Normally I don't use much of the features my Sagemcom cable-TV -router has, it's just set to bridge:
Since I failed earlier to get a prefix from my ISP, I was toying around with my router and set it to router-mode, and to my great surprise:
The thing issued my LAN a /64 IPv6-network! Nice.
After putting everything back and eye-balling the DHCPv6 lease file on my Linux-router:
Yes, it contains an ia-pd -section! The iaprefix from the file is mine, only mine, my precious address space!
I have no idea how long they have been honoring my PD-requests, but on December 17th they didn't.

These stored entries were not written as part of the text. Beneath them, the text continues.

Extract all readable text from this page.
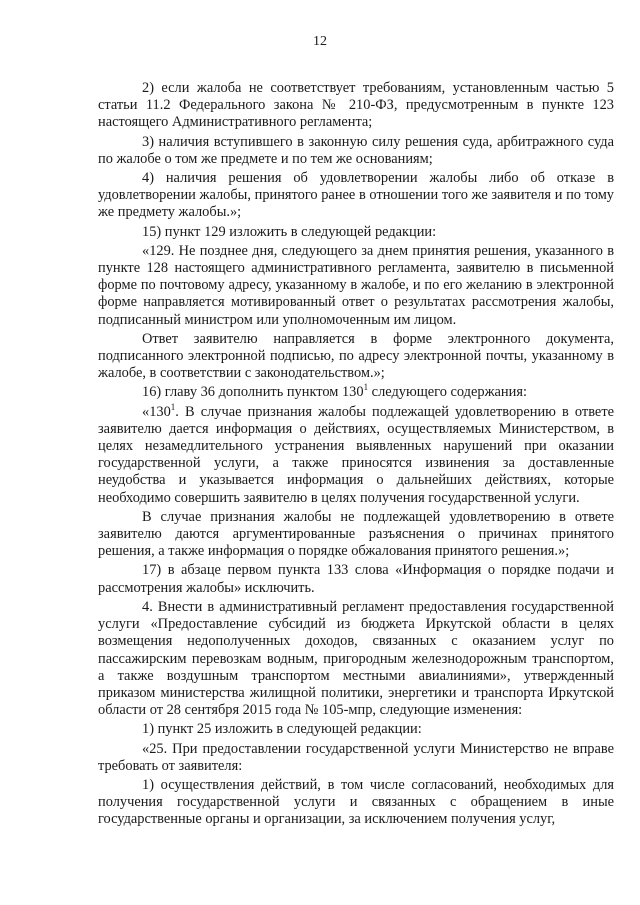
12

2) если жалоба не соответствует требованиям, установленным частью 5 статьи 11.2 Федерального закона № 210-ФЗ, предусмотренным в пункте 123 настоящего Административного регламента;

3) наличия вступившего в законную силу решения суда, арбитражного суда по жалобе о том же предмете и по тем же основаниям;

4) наличия решения об удовлетворении жалобы либо об отказе в удовлетворении жалобы, принятого ранее в отношении того же заявителя и по тому же предмету жалобы.»;

15) пункт 129 изложить в следующей редакции:

«129. Не позднее дня, следующего за днем принятия решения, указанного в пункте 128 настоящего административного регламента, заявителю в письменной форме по почтовому адресу, указанному в жалобе, и по его желанию в электронной форме направляется мотивированный ответ о результатах рассмотрения жалобы, подписанный министром или уполномоченным им лицом.

Ответ заявителю направляется в форме электронного документа, подписанного электронной подписью, по адресу электронной почты, указанному в жалобе, в соответствии с законодательством.»;

16) главу 36 дополнить пунктом $130^1$ следующего содержания:

«$130^1$. В случае признания жалобы подлежащей удовлетворению в ответе заявителю дается информация о действиях, осуществляемых Министерством, в целях незамедлительного устранения выявленных нарушений при оказании государственной услуги, а также приносятся извинения за доставленные неудобства и указывается информация о дальнейших действиях, которые необходимо совершить заявителю в целях получения государственной услуги.

В случае признания жалобы не подлежащей удовлетворению в ответе заявителю даются аргументированные разъяснения о причинах принятого решения, а также информация о порядке обжалования принятого решения.»;

17) в абзаце первом пункта 133 слова «Информация о порядке подачи и рассмотрения жалобы» исключить.

4. Внести в административный регламент предоставления государственной услуги «Предоставление субсидий из бюджета Иркутской области в целях возмещения недополученных доходов, связанных с оказанием услуг по пассажирским перевозкам водным, пригородным железнодорожным транспортом, а также воздушным транспортом местными авиалиниями», утвержденный приказом министерства жилищной политики, энергетики и транспорта Иркутской области от 28 сентября 2015 года № 105-мпр, следующие изменения:

1) пункт 25 изложить в следующей редакции:

«25. При предоставлении государственной услуги Министерство не вправе требовать от заявителя:

1) осуществления действий, в том числе согласований, необходимых для получения государственной услуги и связанных с обращением в иные государственные органы и организации, за исключением получения услуг,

A generally accepted IPv6-deployment principle is to follow RFC 5375 [IPv6 Unicast Address Assignment Considerations]'s suggestions and issue a minimum of /64 (18E IPv6 addresses) to customers. Since this /64 is completely useless for your own LAN, a second suggestion is to issue a /48 (1,2 million E IPv6 addresses) or /56 (4700E IPv6 addresses) prefix for consumer's own LANs. Note: 18E is SI-prefix for exa, aka 10^18. A /64 IPv6 network has 18,446,744,073,709,551,616 unique addresses in it.
The numbers are astronomically big and it's quite easy to get confused and lose the perspective what they actually mean. A more concrete approach is, that by being issued a /56, I can now split my prefix into 256 separate /64 networks as I please. It's not like I need 256 LANs, I'm totally happy get even 1 of them to work!
Now I have my hands full to configure and test everything on my LAN. I need to make sure, that native-IPv6 works for wired and wireless toys I have here.